The Bridges Program, introduced in 2007 for students entering Miami during fall 2008, has contributed to increasing diversity at Miami. It was expanded to out-of-state students in 2010.

Many who visit campus during the program end up applying, according to statistics from the office of admission, which runs the program.

Forty-one of the 95 Bridges participants who visited in 2008 enrolled at Miami in fall 2009.

Last year, 588 of the 607 (97 percent) applied to Miami. Of those, 510 (87 percent) were accepted and 256 (50 percent) are first-year students this fall.

Interest in the program has been growing, up from 102 applicants the first year to 1,194 last year.

Northmont High School senior Jordan Aguilar was among eight students who visited this semester from his school north of Dayton.

"It's a great opportunity to see what campus is like," he said.

Northmont guidance counselor Beth Kessler said recently that four of the five students who report to her have since applied to Miami.

"I think it's just drawing the students to campus. That's a huge thing," she said, adding that many find the scholarship potential appealing, too.

2015 Bridges Program key metrics

Source: office of admission (View another chart that shows the overall program impact from its beginning. See online.)

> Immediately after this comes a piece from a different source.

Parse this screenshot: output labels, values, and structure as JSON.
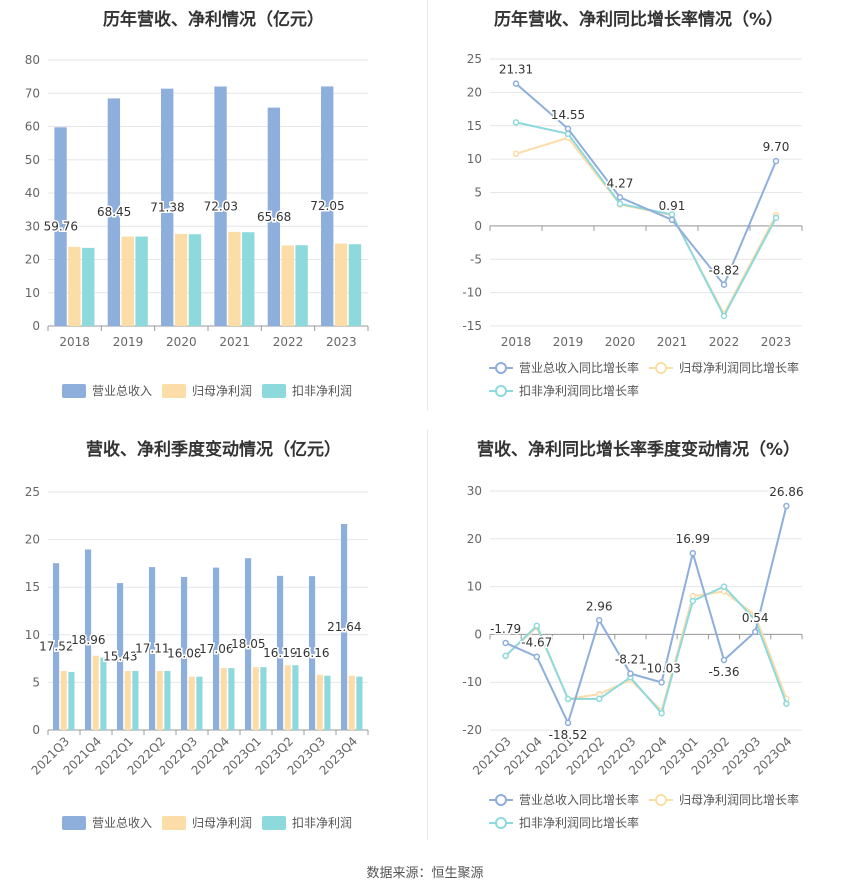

Students who successfully complete the program, apply and are accepted for fall 2016 admission, and enroll full time at Miami University's Oxford campus, will be eligible to receive a scholarship. Last year, Bridges Program participants received scholarships ranging from $2,500 to full tuition annually.

President David Hodge welcomed Bridges Program students during Armstrong Student Center luncheons, where they dined with faculty and staff members.

"I think the most important part about Miami is the incredible set of opportunities that you have here," Hodge told students from Cincinnati and Dayton. "Miami seems to work best for students who like to seize those opportunities. The fact that all of you are here today says that you already passed that first hurdle, that you've demonstrated your desire to seize those opportunities."

Collins has done just that. She serves as public relations chair for Miami Ambassadors Creating Change, social culture chair for the Black Student Action Association and vice president for the Black President's Caucus, which focuses on retaining diverse students.

Despite her busy schedule, she has remained active with the Bridges Program. "I remember the impact it made on me, and if I can be a part of making an impact on them, that makes the entire experience worthwhile."